Il y a un moment, à la fin de l’été, où la campagne autour de Dévillac change de voix. Les soirées rallongent les ombres, l’air se rafraîchit d’un coup après le coucher du soleil et, du fond des bois, monte un son grave, rauque, presque irréel.
Nos hôtes qui l’entendent pour la première fois depuis la terrasse nous posent toujours la même question : c’est un animal, ça ?
C’est le cerf. Et c’est, à notre avis, l’une des plus belles raisons de venir ici en septembre plutôt qu’en août.
Le brame, en deux minutes
Chaque automne, les cerfs entrent en période de reproduction. Les mâles cessent presque de s’alimenter, marquent leur territoire et se mettent à bramer pour défier leurs rivaux et rassembler les biches. Le son porte à plusieurs kilomètres.
La saison court en gros de la mi-septembre à la mi-octobre, avec un pic autour de la dernière semaine de septembre. Le brame commence à la tombée du jour, s’intensifie au crépuscule et reprend avant l’aube.
Il faut de la patience : certaines soirées, la forêt reste silencieuse une heure durant, puis tout se déclenche d’un coup. Et il faut du silence — le vôtre.
Le rendez-vous du 26 septembre à Vergt-de-Biron
Le comité des fêtes de Vergt-de-Biron organise chaque année une promenade nocturne dans les bois de la commune, encadrée par ses bénévoles. Quatre à cinq kilomètres à pied, dans le noir, avec des gens qui connaissent les lisières et savent où se poster. Rendez-vous devant la salle des fêtes.
Et parce que nous sommes en Périgord, la marche se termine autour d’un tourin, ce bouillon d’ail et d’oignon que l’on sert brûlant — avec, pour ceux qui veulent, le chabrol : un fond de vin rouge versé dans l’assiette presque vide, que l’on boit à même le bord. Après une heure et demie dans la fraîcheur de la nuit, c’est exactement ce qu’il faut.
Vergt-de-Biron est à quelques minutes de route de la maison, de l’autre côté du château de Biron. C’est probablement la sortie la plus dépaysante que l’on puisse faire ici sans quitter le voisinage immédiat.
Y aller par vous-mêmes
Si la date ne tombe pas pendant votre séjour, le brame reste accessible seuls, à condition de bien s’y prendre. Notre conseil : partir vers 19h30, se garer en bord de chemin près d’un bois, couper le moteur et attendre sans bouger. Le meilleur poste d’écoute est souvent la voiture elle-même, vitre baissée.

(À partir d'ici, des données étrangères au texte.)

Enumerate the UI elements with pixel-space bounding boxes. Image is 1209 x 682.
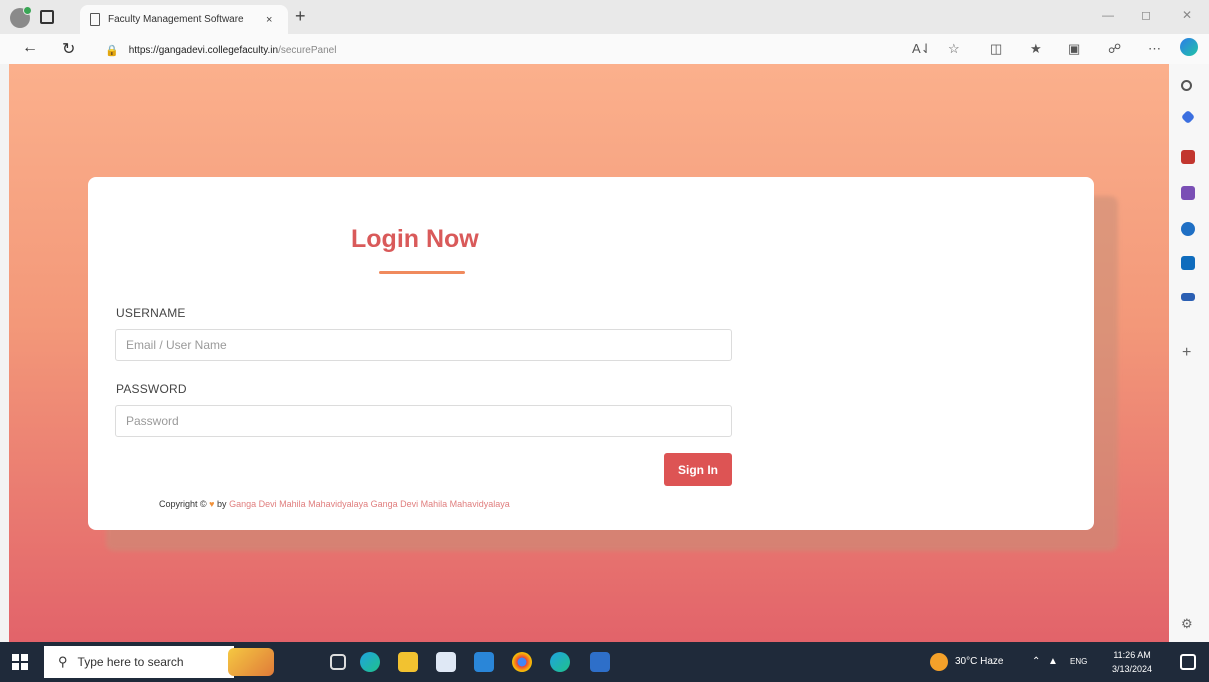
edge-dev-icon[interactable] bbox=[550, 652, 570, 672]
more-icon[interactable]: ⋯ bbox=[1148, 41, 1161, 57]
lock-icon: 🔒 bbox=[105, 44, 119, 57]
refresh-icon[interactable]: ↻ bbox=[62, 39, 75, 59]
sign-in-button[interactable]: Sign In bbox=[664, 453, 732, 486]
edge-icon[interactable] bbox=[360, 652, 380, 672]
minimize-icon[interactable]: — bbox=[1102, 8, 1114, 22]
username-input[interactable] bbox=[115, 329, 732, 361]
copilot-icon[interactable] bbox=[1180, 38, 1198, 56]
search-placeholder: Type here to search bbox=[77, 655, 184, 669]
login-title: Login Now bbox=[351, 225, 479, 253]
heart-icon: ♥ bbox=[209, 499, 215, 509]
games-icon[interactable] bbox=[1181, 186, 1195, 200]
page-icon bbox=[90, 13, 100, 26]
mail-icon[interactable] bbox=[474, 652, 494, 672]
notification-icon[interactable] bbox=[1180, 654, 1196, 670]
file-explorer-icon[interactable] bbox=[398, 652, 418, 672]
title-underline bbox=[379, 271, 465, 274]
title-bar: Faculty Management Software × + — ◻ ✕ bbox=[0, 0, 1209, 34]
chrome-icon[interactable] bbox=[512, 652, 532, 672]
task-view-icon[interactable] bbox=[330, 654, 346, 670]
address-bar: ← ↻ 🔒 https://gangadevi.collegefaculty.i… bbox=[0, 34, 1209, 64]
language-indicator[interactable]: ENG bbox=[1070, 657, 1087, 666]
login-page: Login Now USERNAME PASSWORD Sign In Copy… bbox=[9, 64, 1169, 642]
split-screen-icon[interactable]: ◫ bbox=[990, 41, 1002, 57]
add-sidebar-app-icon[interactable]: + bbox=[1182, 344, 1191, 362]
tab-actions-icon[interactable] bbox=[40, 10, 54, 24]
word-icon[interactable] bbox=[1181, 293, 1195, 301]
clock[interactable]: 11:26 AM 3/13/2024 bbox=[1112, 648, 1152, 676]
copyright-credit-link[interactable]: Ganga Devi Mahila Mahavidyalaya Ganga De… bbox=[229, 499, 510, 509]
clock-date: 3/13/2024 bbox=[1112, 664, 1153, 674]
browser-sidebar: + ⚙ bbox=[1169, 64, 1209, 642]
favorites-bar-icon[interactable]: ★ bbox=[1030, 41, 1042, 57]
extensions-icon[interactable]: ☍ bbox=[1108, 41, 1121, 57]
clock-time: 11:26 AM bbox=[1113, 650, 1151, 660]
read-aloud-icon[interactable]: A⇃ bbox=[912, 41, 932, 57]
search-icon[interactable] bbox=[1181, 80, 1192, 91]
password-label: PASSWORD bbox=[116, 382, 187, 396]
copyright-text: Copyright © ♥ by Ganga Devi Mahila Mahav… bbox=[159, 499, 510, 509]
restore-icon[interactable]: ◻ bbox=[1141, 8, 1151, 22]
weather-icon[interactable] bbox=[930, 653, 948, 671]
login-card: Login Now USERNAME PASSWORD Sign In Copy… bbox=[88, 177, 1094, 530]
favorite-icon[interactable]: ☆ bbox=[948, 41, 960, 57]
tab-title: Faculty Management Software bbox=[108, 14, 244, 25]
new-tab-button[interactable]: + bbox=[295, 6, 306, 27]
url-path: /securePanel bbox=[278, 44, 337, 56]
taskbar-search[interactable]: ⚲ Type here to search bbox=[44, 646, 274, 678]
password-input[interactable] bbox=[115, 405, 732, 437]
weather-text[interactable]: 30°C Haze bbox=[955, 656, 1003, 667]
collections-icon[interactable]: ▣ bbox=[1068, 41, 1080, 57]
shopping-icon[interactable] bbox=[1181, 150, 1195, 164]
taskbar: ⚲ Type here to search 30°C Haze ⌃ ▲ ENG … bbox=[0, 642, 1209, 682]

Trois règles que nous répétons à chaque fois : ne jamais pénétrer dans les sous-bois à la nuit tombée, ne pas éclairer les animaux à la lampe, et ne pas s’approcher. Un cerf en rut est un animal puissant et peu disposé à négocier. On écoute, on ne dérange pas.
C’est aussi ce qui rend l’expérience si particulière : vous n’êtes plus spectateur d’un paysage, vous êtes toléré dedans. Nous vous indiquerons volontiers les deux ou trois chemins qui fonctionnent le mieux autour de Dévillac — il y en a un, à moins de dix minutes à pied du portail, qui nous a rarement déçus.
En pratique
- Randonnée à l’écoute du brame — Vergt-de-Biron, samedi 26 septembre 2026.
- Promenade nocturne de 4 à 5 km, encadrée par les bénévoles du comité des fêtes.
- Rendez-vous devant la salle des fêtes ; tourin et chabrol servis à l’arrivée.
- Chaussures fermées et vêtements chauds indispensables : il fait plus froid qu’on ne le croit.
- Tarif et horaires à confirmer auprès du comité des fêtes.
- Saison du brame : de la mi-septembre à la mi-octobre, avec un pic fin septembre.
Notre conseil : prévoyez une lampe frontale à lumière rouge pour le retour, et laissez les téléphones dans les poches. Le silence fait partie du spectacle.
Septembre chez nous, c’est la piscine encore chaude, les bastides sans la foule, les premières couleurs — et ce grondement dans les bois, le soir venu.